Anyone have any luck trying to repair a cracked fly line?

I have a wind taper by Cortland so I am hesitant to shorten the end by the three feet it would take to get past the crack.

I somehow had a loop of tippet around the line and accidentally pulled it through the outer layer of the line when I tried to remove it.


----------



## flytyer (Jan 3, 2005)

You could try putting some clear finger nail polish on it. I don't know if it will work but if all else fails just cut it off and retie your leader.


----------



## brhoff (Sep 28, 2006)

Yeah, I was thinking the same thing. 

Worth a shot, I really like the line a lot...always seems to be windy when I get out and the taper really is noticable to me...not the greatest caster out there.

I guess that last 2-3 feet won't make enough difference to be worried about if I have to amputate....


----------



## Shortdrift (Apr 5, 2004)

Best to amputate the 3 feet.
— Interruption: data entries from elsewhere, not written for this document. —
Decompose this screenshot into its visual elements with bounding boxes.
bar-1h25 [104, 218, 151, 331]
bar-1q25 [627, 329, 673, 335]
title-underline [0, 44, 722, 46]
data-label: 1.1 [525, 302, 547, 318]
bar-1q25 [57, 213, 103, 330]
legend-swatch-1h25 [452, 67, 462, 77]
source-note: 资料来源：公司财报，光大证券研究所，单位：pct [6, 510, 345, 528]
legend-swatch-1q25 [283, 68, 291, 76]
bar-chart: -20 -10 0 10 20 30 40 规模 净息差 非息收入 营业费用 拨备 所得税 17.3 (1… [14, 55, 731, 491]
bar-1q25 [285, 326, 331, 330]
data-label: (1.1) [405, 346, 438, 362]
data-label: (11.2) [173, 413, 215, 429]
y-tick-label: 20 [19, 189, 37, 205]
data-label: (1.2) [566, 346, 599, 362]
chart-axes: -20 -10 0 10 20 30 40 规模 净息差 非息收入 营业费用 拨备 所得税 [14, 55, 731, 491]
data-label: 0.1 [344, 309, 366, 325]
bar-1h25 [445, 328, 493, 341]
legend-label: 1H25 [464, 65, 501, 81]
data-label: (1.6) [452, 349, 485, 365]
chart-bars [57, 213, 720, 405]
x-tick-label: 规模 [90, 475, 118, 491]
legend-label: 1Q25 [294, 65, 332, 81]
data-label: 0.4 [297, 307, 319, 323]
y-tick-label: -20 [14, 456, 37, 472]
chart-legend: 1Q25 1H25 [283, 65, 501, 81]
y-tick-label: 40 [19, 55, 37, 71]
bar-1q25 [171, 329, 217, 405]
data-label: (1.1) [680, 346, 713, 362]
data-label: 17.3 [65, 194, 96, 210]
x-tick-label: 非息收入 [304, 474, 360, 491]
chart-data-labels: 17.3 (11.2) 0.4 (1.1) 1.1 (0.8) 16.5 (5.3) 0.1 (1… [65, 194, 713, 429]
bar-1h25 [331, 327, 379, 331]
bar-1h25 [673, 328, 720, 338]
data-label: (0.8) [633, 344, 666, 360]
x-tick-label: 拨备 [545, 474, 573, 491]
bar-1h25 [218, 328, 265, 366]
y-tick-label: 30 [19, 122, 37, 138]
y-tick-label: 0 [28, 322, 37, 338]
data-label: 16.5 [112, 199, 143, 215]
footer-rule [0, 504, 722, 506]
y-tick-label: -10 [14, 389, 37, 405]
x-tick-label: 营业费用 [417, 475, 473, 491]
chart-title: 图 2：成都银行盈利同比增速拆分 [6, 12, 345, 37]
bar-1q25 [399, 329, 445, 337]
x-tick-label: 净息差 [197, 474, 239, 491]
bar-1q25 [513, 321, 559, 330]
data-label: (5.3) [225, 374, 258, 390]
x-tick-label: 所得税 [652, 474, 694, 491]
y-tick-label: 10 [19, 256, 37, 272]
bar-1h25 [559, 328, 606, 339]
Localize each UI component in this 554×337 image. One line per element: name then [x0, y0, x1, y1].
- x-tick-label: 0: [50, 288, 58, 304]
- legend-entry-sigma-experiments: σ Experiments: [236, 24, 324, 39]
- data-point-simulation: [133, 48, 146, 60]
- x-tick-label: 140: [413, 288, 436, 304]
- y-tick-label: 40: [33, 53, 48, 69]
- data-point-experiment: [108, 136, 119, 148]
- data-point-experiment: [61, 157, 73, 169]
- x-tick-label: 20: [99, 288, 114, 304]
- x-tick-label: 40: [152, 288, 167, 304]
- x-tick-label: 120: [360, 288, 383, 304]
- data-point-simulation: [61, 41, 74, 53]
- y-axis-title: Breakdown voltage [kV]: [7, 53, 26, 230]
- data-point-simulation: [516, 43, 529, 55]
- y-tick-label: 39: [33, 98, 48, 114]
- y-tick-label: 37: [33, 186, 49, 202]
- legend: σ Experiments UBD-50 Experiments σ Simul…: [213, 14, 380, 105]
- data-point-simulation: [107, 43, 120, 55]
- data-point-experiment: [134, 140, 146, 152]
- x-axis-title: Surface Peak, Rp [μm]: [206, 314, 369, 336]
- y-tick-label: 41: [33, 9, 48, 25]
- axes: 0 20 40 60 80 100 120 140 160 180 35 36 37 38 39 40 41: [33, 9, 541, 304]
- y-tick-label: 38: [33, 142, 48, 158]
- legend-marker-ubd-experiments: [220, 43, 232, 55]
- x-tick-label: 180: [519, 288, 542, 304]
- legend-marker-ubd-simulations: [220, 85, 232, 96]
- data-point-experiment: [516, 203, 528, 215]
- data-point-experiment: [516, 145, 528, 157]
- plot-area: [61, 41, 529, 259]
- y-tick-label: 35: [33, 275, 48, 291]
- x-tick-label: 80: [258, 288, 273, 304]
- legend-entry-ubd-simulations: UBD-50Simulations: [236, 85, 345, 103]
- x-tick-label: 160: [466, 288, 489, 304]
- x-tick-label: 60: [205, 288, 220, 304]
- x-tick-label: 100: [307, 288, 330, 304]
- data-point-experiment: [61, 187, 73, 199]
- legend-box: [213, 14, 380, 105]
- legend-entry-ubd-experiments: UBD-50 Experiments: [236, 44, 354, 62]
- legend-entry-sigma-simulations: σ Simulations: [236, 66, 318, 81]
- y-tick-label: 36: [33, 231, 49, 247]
Option is to use super glue instead of nail polish.


----------



## brhoff (Sep 28, 2006)

May have gotten "lucky".

After getting a real close look, it was really just sort of kinked and has about a 1/16" knick in it.

Took some 300 sand paper to it to level out the slight lump and applied a swipe of clear nail polish followed by the line conditioner provided by Cortland and it seems ok...just a slight, very slight lump.

I don't have an heirloom quality rod so possibly abrading the guides doesn't worry me.

Thanks for the responses, can't wait to hit the water again, this spring has been fantastic for me so far.


----------



## Whaler (Nov 16, 2004)

Shortdrift is right ! Use Super Glue.


----------